Diesmal ist die Szenerie ähnlich und doch anders. Zwar hatte Jesus auch schon zu Lebzeiten Macht beansprucht, doch jetzt geht sie weit über das gewohnte Maß hinaus.

Erfüllte Zeit
Donnerstag, 25.5.2017, 7.05 Uhr, Ö1

Drei Teile hat diese Rede Jesu. Einmal geht es um Jesu Vollmacht über Himmel und Erde, dann folgt der Missionsbefehl, alle Menschen zu seinen Jüngern zu machen, sie zu taufen und zu belehren. Daran schließt sich die Vergewisserung an die Jünger an, dass Jesus auch nach seinem Tod nahe ist. Er erweist sich damit über den Tod hinaus als Immanuel, als der „Gott ist mit uns“, als den ihn Matthäus schon bei der Geburt verkündet hat. In der Mitte des Evangeliums meint er (18,20), dass dort, wo zwei oder drei im Namen Jesu zusammen sind, er mitten unter ihnen ist. Die Vergewisserung hat die frühe Kirche offenbar nötig, - jetzt, wo er nicht mehr sichtbar unter ihnen ist. Ohne Zögern berichtet Matthäus nämlich, dass sich die Jünger zwar einerseits vor Jesus voller Ehrfurcht niedergeworfen hätten, dass es aber gleichzeitig Zweifel gab.

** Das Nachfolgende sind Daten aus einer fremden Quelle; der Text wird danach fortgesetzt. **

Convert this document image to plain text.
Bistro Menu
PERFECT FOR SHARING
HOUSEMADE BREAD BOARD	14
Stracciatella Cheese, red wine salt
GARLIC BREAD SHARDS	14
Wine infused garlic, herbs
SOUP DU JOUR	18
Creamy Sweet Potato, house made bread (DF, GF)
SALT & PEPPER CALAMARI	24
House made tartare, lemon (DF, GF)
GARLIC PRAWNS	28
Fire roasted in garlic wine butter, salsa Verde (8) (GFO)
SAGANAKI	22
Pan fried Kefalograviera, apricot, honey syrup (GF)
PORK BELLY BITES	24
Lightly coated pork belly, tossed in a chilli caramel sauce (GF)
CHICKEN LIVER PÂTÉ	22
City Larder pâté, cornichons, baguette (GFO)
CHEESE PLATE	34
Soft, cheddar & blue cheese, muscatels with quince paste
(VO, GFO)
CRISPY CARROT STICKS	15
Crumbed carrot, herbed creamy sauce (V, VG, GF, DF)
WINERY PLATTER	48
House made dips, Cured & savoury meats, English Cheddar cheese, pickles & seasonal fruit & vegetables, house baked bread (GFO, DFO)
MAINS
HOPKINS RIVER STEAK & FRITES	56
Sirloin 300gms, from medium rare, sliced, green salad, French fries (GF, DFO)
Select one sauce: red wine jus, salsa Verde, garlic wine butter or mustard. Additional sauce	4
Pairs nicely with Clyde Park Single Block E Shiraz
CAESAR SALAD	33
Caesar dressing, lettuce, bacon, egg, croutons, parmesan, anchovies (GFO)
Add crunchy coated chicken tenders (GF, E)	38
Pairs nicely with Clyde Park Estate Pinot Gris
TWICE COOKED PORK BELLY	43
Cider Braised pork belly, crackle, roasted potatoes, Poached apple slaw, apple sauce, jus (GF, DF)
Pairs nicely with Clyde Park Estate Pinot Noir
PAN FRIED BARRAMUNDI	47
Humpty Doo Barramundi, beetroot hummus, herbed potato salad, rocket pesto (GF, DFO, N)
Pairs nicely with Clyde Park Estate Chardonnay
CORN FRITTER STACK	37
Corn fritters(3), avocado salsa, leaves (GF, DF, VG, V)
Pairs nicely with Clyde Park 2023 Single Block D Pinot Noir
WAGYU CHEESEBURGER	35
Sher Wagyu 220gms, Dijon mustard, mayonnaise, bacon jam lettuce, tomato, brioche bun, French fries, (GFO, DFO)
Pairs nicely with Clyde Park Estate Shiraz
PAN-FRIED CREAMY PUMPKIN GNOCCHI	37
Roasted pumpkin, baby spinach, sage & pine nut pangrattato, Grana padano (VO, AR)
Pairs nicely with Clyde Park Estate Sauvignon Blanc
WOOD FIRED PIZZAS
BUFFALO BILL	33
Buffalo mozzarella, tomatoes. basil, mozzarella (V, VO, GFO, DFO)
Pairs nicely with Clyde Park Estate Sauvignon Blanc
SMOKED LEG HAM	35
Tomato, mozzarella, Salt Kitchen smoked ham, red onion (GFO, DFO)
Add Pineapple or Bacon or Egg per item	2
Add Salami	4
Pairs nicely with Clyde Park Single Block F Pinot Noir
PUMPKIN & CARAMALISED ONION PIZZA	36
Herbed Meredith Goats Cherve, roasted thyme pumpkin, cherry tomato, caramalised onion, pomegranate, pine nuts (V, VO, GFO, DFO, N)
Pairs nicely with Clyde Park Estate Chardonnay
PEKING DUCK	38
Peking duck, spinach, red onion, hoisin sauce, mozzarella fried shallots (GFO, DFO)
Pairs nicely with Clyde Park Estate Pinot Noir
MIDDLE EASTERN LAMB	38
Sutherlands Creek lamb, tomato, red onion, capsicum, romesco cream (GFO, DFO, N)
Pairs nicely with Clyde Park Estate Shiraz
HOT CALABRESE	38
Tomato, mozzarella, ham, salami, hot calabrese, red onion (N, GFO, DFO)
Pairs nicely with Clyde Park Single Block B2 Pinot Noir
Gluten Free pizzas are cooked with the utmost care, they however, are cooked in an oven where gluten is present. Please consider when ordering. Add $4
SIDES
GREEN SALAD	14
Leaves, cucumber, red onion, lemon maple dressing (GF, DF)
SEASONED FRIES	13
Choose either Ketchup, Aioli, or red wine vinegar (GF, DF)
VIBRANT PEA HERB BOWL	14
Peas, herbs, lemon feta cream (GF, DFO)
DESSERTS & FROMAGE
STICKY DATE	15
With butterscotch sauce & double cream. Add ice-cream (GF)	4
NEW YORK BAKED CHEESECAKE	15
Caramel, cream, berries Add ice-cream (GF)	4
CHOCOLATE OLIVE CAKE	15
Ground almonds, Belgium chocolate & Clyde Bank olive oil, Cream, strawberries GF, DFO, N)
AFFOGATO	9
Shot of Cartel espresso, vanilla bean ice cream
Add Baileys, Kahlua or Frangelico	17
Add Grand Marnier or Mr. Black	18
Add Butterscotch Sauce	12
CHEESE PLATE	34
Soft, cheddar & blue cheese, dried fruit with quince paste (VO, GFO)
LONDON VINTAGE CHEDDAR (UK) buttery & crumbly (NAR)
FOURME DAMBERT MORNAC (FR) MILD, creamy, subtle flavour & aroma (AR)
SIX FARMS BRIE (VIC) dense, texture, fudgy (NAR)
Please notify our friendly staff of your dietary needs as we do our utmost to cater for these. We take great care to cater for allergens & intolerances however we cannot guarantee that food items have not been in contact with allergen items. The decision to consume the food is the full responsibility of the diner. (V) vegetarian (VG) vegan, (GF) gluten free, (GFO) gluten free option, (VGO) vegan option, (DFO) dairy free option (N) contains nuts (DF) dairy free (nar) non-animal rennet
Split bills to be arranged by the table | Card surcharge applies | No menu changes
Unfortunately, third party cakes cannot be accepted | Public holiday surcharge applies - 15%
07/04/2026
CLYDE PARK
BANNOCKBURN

Diese Zweifel spiegeln die Unsicherheit einer frühen Gemeinde. Wie soll es nach dem Tod Jesu weitergehen? Ist der Weg richtig? Lohnt es, weiter die Botschaft Jesu zu verbreiten?

Weltweite Mission

Der Evangelist beruhigt nicht nur, er versucht, die Zweifel zu zerstreuen. Der Tod hat Jesus nicht geschwächt, im Gegenteil. Nun ist er erhöht, sitzt zur Rechten Gottes, wie es im Ersten Testament der Psalmist einst in Ps 110 ausgedrückt hat. Dieser Psalm ist nötig, um das Matthäuswort zu verstehen. Dort wird der messianische König erhöht und Gott legt ihm seine Feinde symbolhaft zu Füßen. Die Bedrohung des Volkes hat ein Ende. Das Kommen des Messias hat reale Folgen. Es geht um Rettung vor dem allgegenwärtigen Feind. Für das Judentum war damit auch verbunden, dass die Botschaft Israels, ausgedrückt in der göttlichen Weisung, der Tora, zu allen Völkern gelangt. Im Evangelium ist viel von dieser Botschaft enthalten.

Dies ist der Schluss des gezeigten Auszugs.